When copying is started with a bundle of documents D placed on the document table 40 of the automatic document feeder 1 configured as described above, the blower tank 52 and the conveyance device 55 move the documents to the lowest position. Only the original is separated, and is sent from the first turn paper passage path 56 to the horizontal transport path 60 by the conveyance force of the first turn roller 57, and then to the second turn paper passage path 59.
By the conveying force of the second turn roller 61 and the conveying device 62, the image is sent to a predetermined projection position on the contact glass 4 and stopped.

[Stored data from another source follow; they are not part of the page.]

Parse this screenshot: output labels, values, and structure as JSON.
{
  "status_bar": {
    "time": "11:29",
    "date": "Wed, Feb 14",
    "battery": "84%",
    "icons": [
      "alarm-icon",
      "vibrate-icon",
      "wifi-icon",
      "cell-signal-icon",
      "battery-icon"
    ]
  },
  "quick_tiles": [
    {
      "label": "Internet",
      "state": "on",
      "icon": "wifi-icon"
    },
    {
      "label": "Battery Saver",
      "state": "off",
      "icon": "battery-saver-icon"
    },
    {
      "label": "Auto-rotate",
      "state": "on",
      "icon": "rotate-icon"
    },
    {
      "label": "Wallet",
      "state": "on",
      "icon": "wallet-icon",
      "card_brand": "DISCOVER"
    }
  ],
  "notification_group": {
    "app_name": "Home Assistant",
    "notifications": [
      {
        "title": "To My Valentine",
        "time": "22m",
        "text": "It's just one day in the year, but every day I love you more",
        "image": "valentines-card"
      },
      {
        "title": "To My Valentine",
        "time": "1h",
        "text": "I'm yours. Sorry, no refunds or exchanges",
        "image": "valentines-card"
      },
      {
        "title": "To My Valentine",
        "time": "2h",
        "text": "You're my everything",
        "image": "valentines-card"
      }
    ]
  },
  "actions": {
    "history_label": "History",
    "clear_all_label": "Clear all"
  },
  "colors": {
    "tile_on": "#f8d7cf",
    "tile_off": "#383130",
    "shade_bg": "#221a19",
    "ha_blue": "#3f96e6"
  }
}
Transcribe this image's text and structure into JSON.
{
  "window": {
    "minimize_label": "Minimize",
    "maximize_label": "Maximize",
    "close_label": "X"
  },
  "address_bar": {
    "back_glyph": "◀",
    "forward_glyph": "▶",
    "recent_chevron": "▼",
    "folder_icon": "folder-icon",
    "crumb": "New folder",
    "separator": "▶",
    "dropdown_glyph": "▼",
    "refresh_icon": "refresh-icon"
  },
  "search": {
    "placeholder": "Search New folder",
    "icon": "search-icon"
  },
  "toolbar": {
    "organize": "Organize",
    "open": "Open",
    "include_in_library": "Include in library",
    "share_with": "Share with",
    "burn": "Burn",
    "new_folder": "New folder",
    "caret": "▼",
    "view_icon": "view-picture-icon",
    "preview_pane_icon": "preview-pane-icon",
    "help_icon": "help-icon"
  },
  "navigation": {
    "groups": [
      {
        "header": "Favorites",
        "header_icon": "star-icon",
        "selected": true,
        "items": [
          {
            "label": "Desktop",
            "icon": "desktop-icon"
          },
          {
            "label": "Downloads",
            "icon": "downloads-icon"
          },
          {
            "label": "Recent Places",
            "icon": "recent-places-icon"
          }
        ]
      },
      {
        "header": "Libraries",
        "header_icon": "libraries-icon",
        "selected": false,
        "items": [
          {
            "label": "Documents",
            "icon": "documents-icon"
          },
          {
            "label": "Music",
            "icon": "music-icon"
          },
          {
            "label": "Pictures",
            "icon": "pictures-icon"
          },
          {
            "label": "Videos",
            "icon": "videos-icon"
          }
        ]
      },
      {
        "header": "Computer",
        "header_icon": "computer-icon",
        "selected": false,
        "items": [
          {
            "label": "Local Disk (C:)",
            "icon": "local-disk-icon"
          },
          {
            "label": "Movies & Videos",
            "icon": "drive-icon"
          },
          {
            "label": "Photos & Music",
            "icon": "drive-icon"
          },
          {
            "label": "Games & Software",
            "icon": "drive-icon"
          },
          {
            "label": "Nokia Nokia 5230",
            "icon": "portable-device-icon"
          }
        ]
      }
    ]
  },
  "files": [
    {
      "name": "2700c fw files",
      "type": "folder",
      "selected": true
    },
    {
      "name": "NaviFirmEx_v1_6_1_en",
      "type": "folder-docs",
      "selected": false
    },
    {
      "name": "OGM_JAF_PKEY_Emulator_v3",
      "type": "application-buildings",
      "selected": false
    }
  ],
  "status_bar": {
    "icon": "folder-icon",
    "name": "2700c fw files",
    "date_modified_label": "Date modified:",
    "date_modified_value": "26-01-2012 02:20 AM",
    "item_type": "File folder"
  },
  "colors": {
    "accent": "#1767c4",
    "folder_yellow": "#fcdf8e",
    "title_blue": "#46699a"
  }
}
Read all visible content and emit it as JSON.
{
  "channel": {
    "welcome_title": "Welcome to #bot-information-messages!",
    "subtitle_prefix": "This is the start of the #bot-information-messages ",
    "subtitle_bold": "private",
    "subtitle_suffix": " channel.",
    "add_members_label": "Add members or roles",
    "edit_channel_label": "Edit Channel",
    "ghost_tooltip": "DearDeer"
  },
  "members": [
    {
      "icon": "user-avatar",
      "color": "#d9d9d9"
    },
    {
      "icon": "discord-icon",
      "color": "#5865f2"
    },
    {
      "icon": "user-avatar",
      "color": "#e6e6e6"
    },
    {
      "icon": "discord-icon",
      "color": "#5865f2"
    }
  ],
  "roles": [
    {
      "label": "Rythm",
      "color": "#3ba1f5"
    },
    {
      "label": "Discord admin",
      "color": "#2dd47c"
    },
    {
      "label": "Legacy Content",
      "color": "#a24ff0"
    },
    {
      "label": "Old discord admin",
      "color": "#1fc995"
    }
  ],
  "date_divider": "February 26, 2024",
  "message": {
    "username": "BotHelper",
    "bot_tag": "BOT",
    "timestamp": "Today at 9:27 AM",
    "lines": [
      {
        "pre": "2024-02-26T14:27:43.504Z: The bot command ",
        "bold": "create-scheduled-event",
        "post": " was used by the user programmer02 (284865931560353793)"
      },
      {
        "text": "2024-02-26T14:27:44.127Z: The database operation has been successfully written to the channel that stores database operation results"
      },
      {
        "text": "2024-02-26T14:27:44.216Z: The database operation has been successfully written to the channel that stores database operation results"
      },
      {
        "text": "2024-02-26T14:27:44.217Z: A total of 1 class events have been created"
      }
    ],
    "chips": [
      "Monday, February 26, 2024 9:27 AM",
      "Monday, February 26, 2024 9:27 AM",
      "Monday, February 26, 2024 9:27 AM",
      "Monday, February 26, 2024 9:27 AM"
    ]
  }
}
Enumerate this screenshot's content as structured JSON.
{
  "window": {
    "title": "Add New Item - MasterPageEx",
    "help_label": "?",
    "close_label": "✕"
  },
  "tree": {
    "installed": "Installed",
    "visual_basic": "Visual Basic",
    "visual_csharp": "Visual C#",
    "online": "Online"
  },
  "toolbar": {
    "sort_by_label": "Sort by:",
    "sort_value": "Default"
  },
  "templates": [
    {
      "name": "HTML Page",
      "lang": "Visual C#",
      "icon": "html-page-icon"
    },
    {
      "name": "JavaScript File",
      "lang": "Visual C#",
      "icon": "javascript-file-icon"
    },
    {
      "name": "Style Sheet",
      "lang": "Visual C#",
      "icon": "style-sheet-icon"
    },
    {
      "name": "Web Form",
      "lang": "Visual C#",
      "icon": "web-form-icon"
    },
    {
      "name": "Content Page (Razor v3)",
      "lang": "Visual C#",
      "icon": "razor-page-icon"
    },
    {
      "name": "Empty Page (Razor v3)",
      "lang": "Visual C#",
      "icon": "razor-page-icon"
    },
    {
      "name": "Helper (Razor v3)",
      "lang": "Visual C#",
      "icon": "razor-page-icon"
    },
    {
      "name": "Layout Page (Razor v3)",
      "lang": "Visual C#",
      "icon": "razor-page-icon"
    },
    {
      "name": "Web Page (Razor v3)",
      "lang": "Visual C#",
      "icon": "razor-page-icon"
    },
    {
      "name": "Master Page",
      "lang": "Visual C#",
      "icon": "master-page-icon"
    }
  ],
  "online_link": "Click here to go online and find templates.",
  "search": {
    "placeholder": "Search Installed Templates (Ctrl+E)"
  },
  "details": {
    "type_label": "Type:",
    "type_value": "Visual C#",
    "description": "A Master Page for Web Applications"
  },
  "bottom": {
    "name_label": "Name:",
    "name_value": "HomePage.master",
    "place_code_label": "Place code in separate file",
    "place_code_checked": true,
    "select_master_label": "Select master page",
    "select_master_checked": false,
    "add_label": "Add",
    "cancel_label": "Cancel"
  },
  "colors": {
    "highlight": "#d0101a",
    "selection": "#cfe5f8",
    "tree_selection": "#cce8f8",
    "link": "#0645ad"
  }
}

When the lower surface of the original is scanned by the optical device 10 shown in FIG. The sheet is picked up and conveyed to the common paper path 42 while being pressed against the entrance roller 45 by the feed pressure guide piece 46 .

When the non-reversing mode document ejection is selected, the original is transported by the reversing drive roller 66 that rotates in the direction of the arrow F1, and further rotates in the same direction as the arrow F1. The document table 40 is pressed against the paper discharge roller 43 by the movable pressure member 47 and is moved from the paper discharge port 41 to the document table 40
is discharged to the top.

Further, when the document ejection in the reversal mode is selected, if the document is not directly ejected from the paper ejection port 41 and the trailing edge of the document passes the entrance roller 45, the reversal drive roller 66 is activated. The original is reversely rotated in the direction of arrow F2 to switch back the original.

As a result, the original is guided to the upper surface of the feed pressure guide piece 46, and is also guided to the reverse paper discharge path 4 by the conveyance force of the reverse pull-out roller 64 rotating in the direction of the arrow.
4, is pressed against the paper ejection roller 43 by the fixed pressure member 48, and is ejected from the paper ejection port 41 onto the document table 40 with the image surface reversed.

Note that during this switchback reversal, the movable pressure member 47 separates from the paper ejection roller 43 and retreats upward (as shown in the figure), thereby applying pressure to the document being switched back in the direction of arrow G in the direction of arrow B. It is designed so that almost no conveying force is applied.

Further, the switching claw 63 is rotated upward, and the rotation direction of the inlet roller 45 is changed from the C1 direction to the C2 direction.
By reversing the direction, the projected original can be moved straight in the direction of arrow I and ejected onto the original ejection tray 39 in FIG. 2.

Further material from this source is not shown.